Quand demander de l’aide
Si une HAD est envisagée pour vous-même ou un proche, le premier interlocuteur reste le médecin traitant, ou l’équipe hospitalière en cas de sortie d’hospitalisation. Ce sont eux qui évaluent si la situation relève de l’HAD, d’un SSIAD, ou d’un simple suivi infirmier libéral. Le site trouversonhad.fr recense les structures d’HAD par secteur géographique.
Visitadom met en relation avec des professionnels de santé à domicile (infirmiers, kinésithérapeutes, ostéopathes) référencés sur la plateforme, en dehors du cadre de l’HAD qui relève de structures dédiées et d’une prescription spécifique. Nous ne réalisons aucun soin nous-mêmes et ne garantissons ni délai ni disponibilité : chaque praticien reste seul responsable de sa prise en charge. Si un proche organise une HAD tout en assumant un rôle d’aidant, le statut de proche aidant ouvre des droits spécifiques que nous détaillons par ailleurs.
Trouver un praticien à domicile
En bref
- L’HAD est une hospitalisation à part entière, réalisée au domicile plutôt qu’en établissement, avec une équipe pluridisciplinaire joignable 24 h/24 et 7 j/7.
- Elle se prescrit par le médecin traitant ou l’équipe hospitalière, avec l’accord du patient, de son entourage, et du médecin coordonnateur de la structure d’HAD.
- Une personne isolée sans aucun moyen d’alerter l’équipe n’est pas éligible, mais une présence familiale permanente n’est pas exigée : la faisabilité s’évalue au cas par cas.
- La prise en charge suit les règles d’une hospitalisation classique, sans le forfait journalier, et à 100 % en cas d’ALD liée aux soins.
- La durée moyenne d’une HAD est de 41,6 jours (2024), très variable selon le motif de soins.
Questions fréquentes
Une personne âgée vivant seule peut-elle bénéficier d’une HAD ?
Oui, si son état le justifie et si un moyen d’alerte est possible en cas d’urgence. Ce n’est que l’isolement complet, sans aucun contact ni possibilité d’alerte, qui rend l’HAD impossible[1].
Qui décide de mettre fin à une HAD ?
La décision revient à l’équipe médicale, en général le médecin coordonnateur en lien avec le médecin traitant, selon l’évolution de l’état de santé. Le séjour peut se terminer par un retour à la vie sans prise en charge hospitalière, un transfert vers une hospitalisation classique, ou un relais vers un SSIAD pour des soins moins intensifs.

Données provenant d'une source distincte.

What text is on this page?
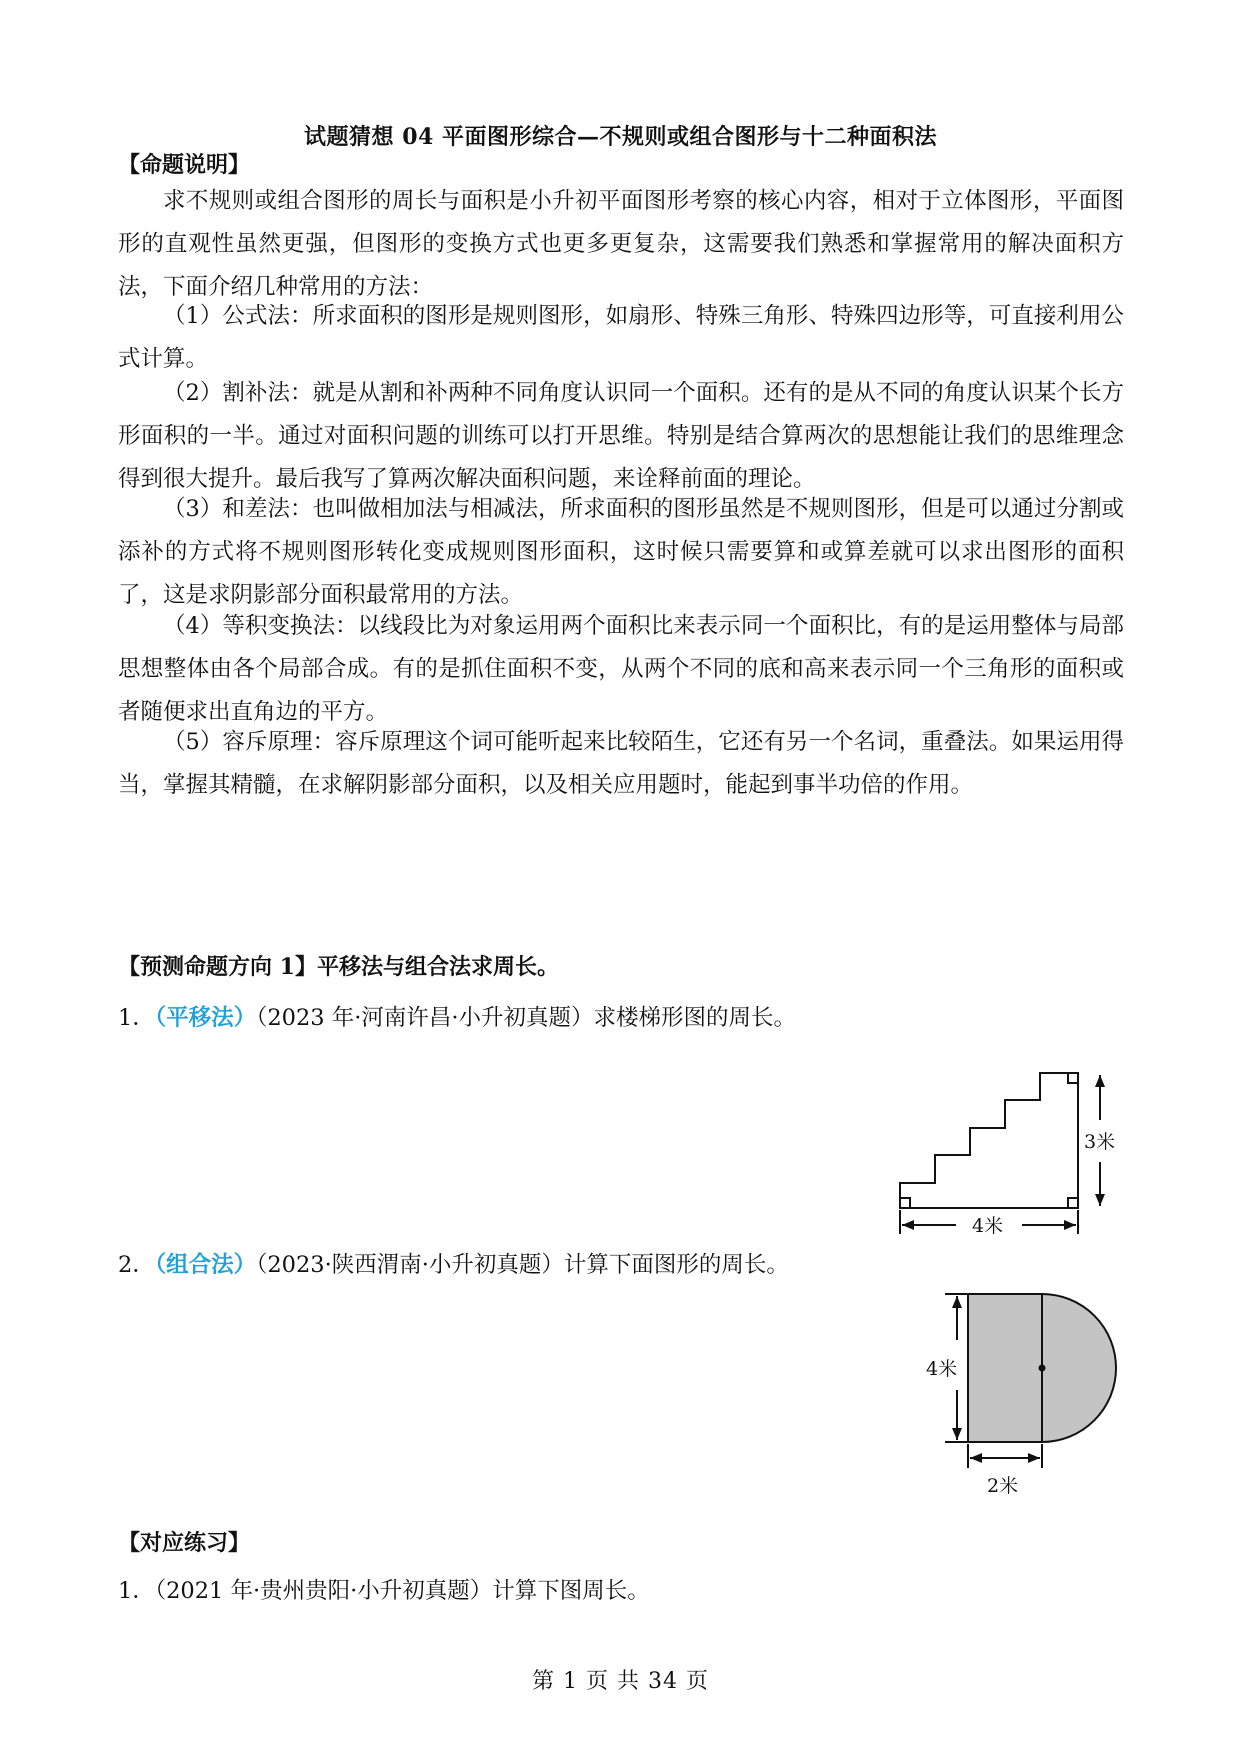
试题猜想 04 平面图形综合—不规则或组合图形与十二种面积法
【命题说明】

求不规则或组合图形的周长与面积是小升初平面图形考察的核心内容，相对于立体图形，平面图形的直观性虽然更强，但图形的变换方式也更多更复杂，这需要我们熟悉和掌握常用的解决面积方法，下面介绍几种常用的方法：

（1）公式法：所求面积的图形是规则图形，如扇形、特殊三角形、特殊四边形等，可直接利用公式计算。

（2）割补法：就是从割和补两种不同角度认识同一个面积。还有的是从不同的角度认识某个长方形面积的一半。通过对面积问题的训练可以打开思维。特别是结合算两次的思想能让我们的思维理念得到很大提升。最后我写了算两次解决面积问题，来诠释前面的理论。

（3）和差法：也叫做相加法与相减法，所求面积的图形虽然是不规则图形，但是可以通过分割或添补的方式将不规则图形转化变成规则图形面积，这时候只需要算和或算差就可以求出图形的面积了，这是求阴影部分面积最常用的方法。

（4）等积变换法：以线段比为对象运用两个面积比来表示同一个面积比，有的是运用整体与局部思想整体由各个局部合成。有的是抓住面积不变，从两个不同的底和高来表示同一个三角形的面积或者随便求出直角边的平方。

（5）容斥原理：容斥原理这个词可能听起来比较陌生，它还有另一个名词，重叠法。如果运用得当，掌握其精髓，在求解阴影部分面积，以及相关应用题时，能起到事半功倍的作用。

【预测命题方向 1】平移法与组合法求周长。
1．（平移法）（2023 年·河南许昌·小升初真题）求楼梯形图的周长。
4米
3米
2．（组合法）（2023·陕西渭南·小升初真题）计算下面图形的周长。
4米
2米
【对应练习】
1．（2021 年·贵州贵阳·小升初真题）计算下图周长。
第 1 页 共 34 页
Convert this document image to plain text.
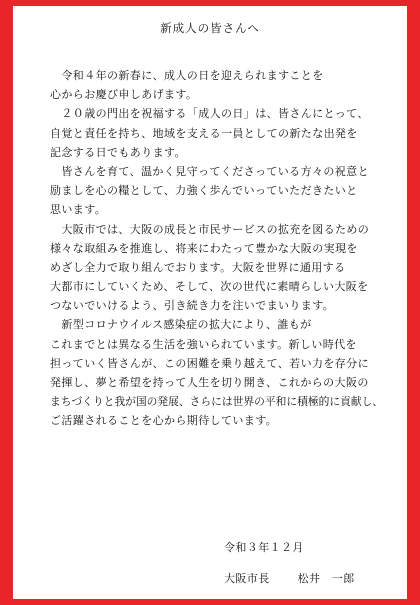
新成人の皆さんへ
　令和４年の新春に、成人の日を迎えられますことを
心からお慶び申しあげます。
　２０歳の門出を祝福する「成人の日」は、皆さんにとって、
自覚と責任を持ち、地域を支える一員としての新たな出発を
記念する日でもあります。
　皆さんを育て、温かく見守ってくださっている方々の祝意と
励ましを心の糧として、力強く歩んでいっていただきたいと
思います。
　大阪市では、大阪の成長と市民サービスの拡充を図るための
様々な取組みを推進し、将来にわたって豊かな大阪の実現を
めざし全力で取り組んでおります。大阪を世界に通用する
大都市にしていくため、そして、次の世代に素晴らしい大阪を
つないでいけるよう、引き続き力を注いでまいります。
　新型コロナウイルス感染症の拡大により、誰もが
これまでとは異なる生活を強いられています。新しい時代を
担っていく皆さんが、この困難を乗り越えて、若い力を存分に
発揮し、夢と希望を持って人生を切り開き、これからの大阪の
まちづくりと我が国の発展、さらには世界の平和に積極的に貢献し、
ご活躍されることを心から期待しています。
令和３年１２月
大阪市長	松井　一郎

L’HAD coûte-t-elle plus cher qu’une hospitalisation classique ?
Non : les règles de remboursement sont identiques à une hospitalisation en établissement, avec en plus l’absence de forfait journalier hospitalier, qui ne s’applique pas puisqu’il n’y a pas d’hébergement[2].
Sources et références
- Pour les personnes âgées (CNSA / ministère chargé de la Santé), « L’HAD (hospitalisation à domicile) » (mis à jour le 5 avril 2024), pour-les-personnes-agees.gouv.fr.
- Ameli.fr (Assurance Maladie), « Hospitalisation : les types de séjour et les démarches à effectuer » (mis à jour le 13 janvier 2026), ameli.fr.

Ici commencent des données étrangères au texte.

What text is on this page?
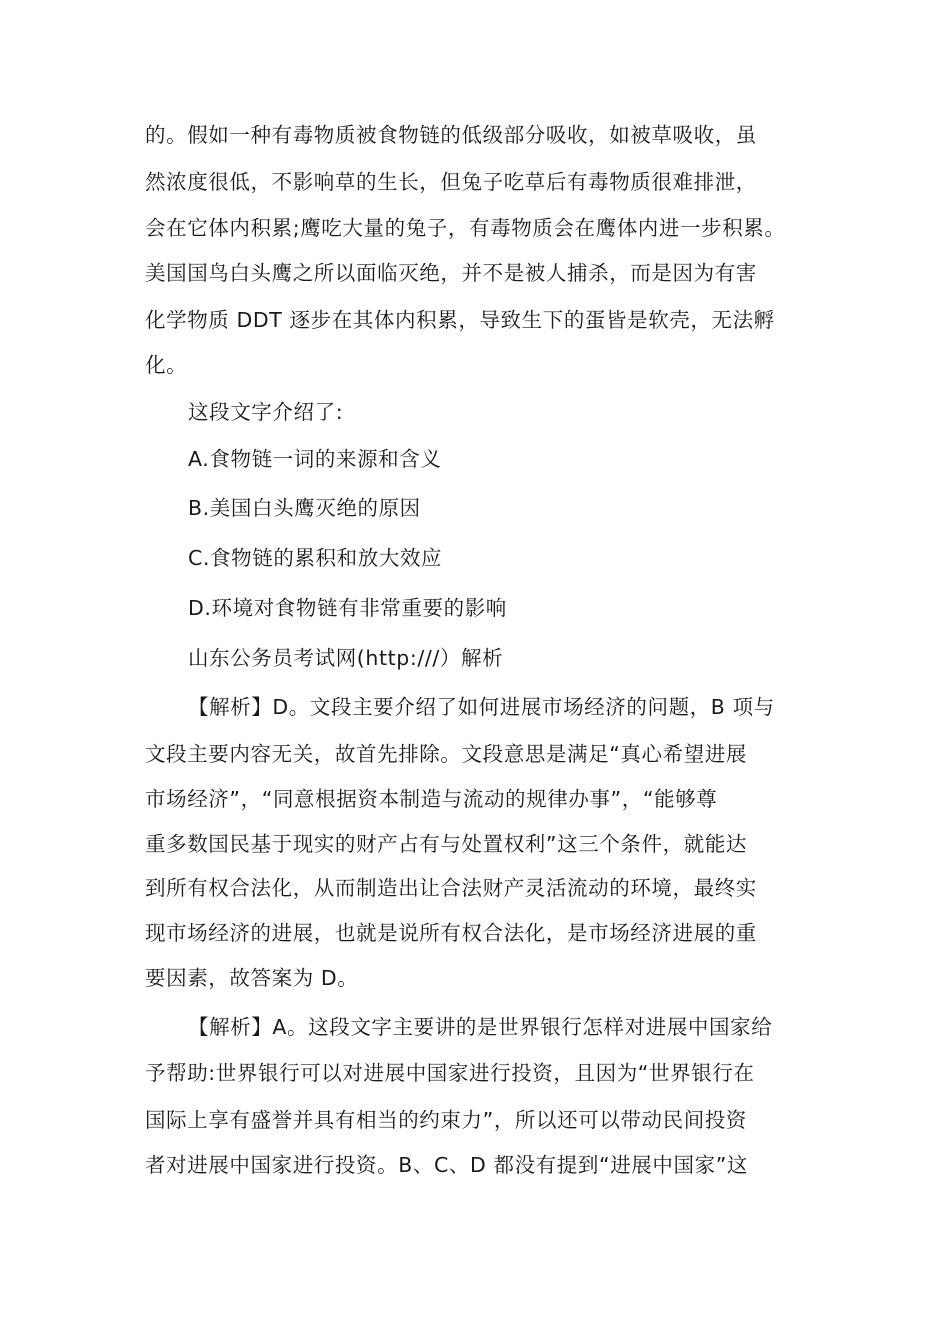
的。假如一种有毒物质被食物链的低级部分吸收，如被草吸收，虽
然浓度很低，不影响草的生长，但兔子吃草后有毒物质很难排泄，
会在它体内积累;鹰吃大量的兔子，有毒物质会在鹰体内进一步积累。
美国国鸟白头鹰之所以面临灭绝，并不是被人捕杀，而是因为有害
化学物质 DDT 逐步在其体内积累，导致生下的蛋皆是软壳，无法孵
化。
这段文字介绍了:
A.食物链一词的来源和含义
B.美国白头鹰灭绝的原因
C.食物链的累积和放大效应
D.环境对食物链有非常重要的影响
山东公务员考试网(http:///）解析
【解析】D。文段主要介绍了如何进展市场经济的问题，B 项与
文段主要内容无关，故首先排除。文段意思是满足“真心希望进展
市场经济”，“同意根据资本制造与流动的规律办事”，“能够尊
重多数国民基于现实的财产占有与处置权利”这三个条件，就能达
到所有权合法化，从而制造出让合法财产灵活流动的环境，最终实
现市场经济的进展，也就是说所有权合法化，是市场经济进展的重
要因素，故答案为 D。
【解析】A。这段文字主要讲的是世界银行怎样对进展中国家给
予帮助:世界银行可以对进展中国家进行投资，且因为“世界银行在
国际上享有盛誉并具有相当的约束力”，所以还可以带动民间投资
者对进展中国家进行投资。B、C、D 都没有提到“进展中国家”这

- ATIH (Agence technique de l’information sur l’hospitalisation), « Analyse de l’activité hospitalière 2024 – HAD », atih.sante.fr.
Cet article a une visée informative et ne remplace pas un avis médical. Pour toute question sur une situation personnelle, rapprochez-vous de votre médecin traitant ou de l’équipe hospitalière.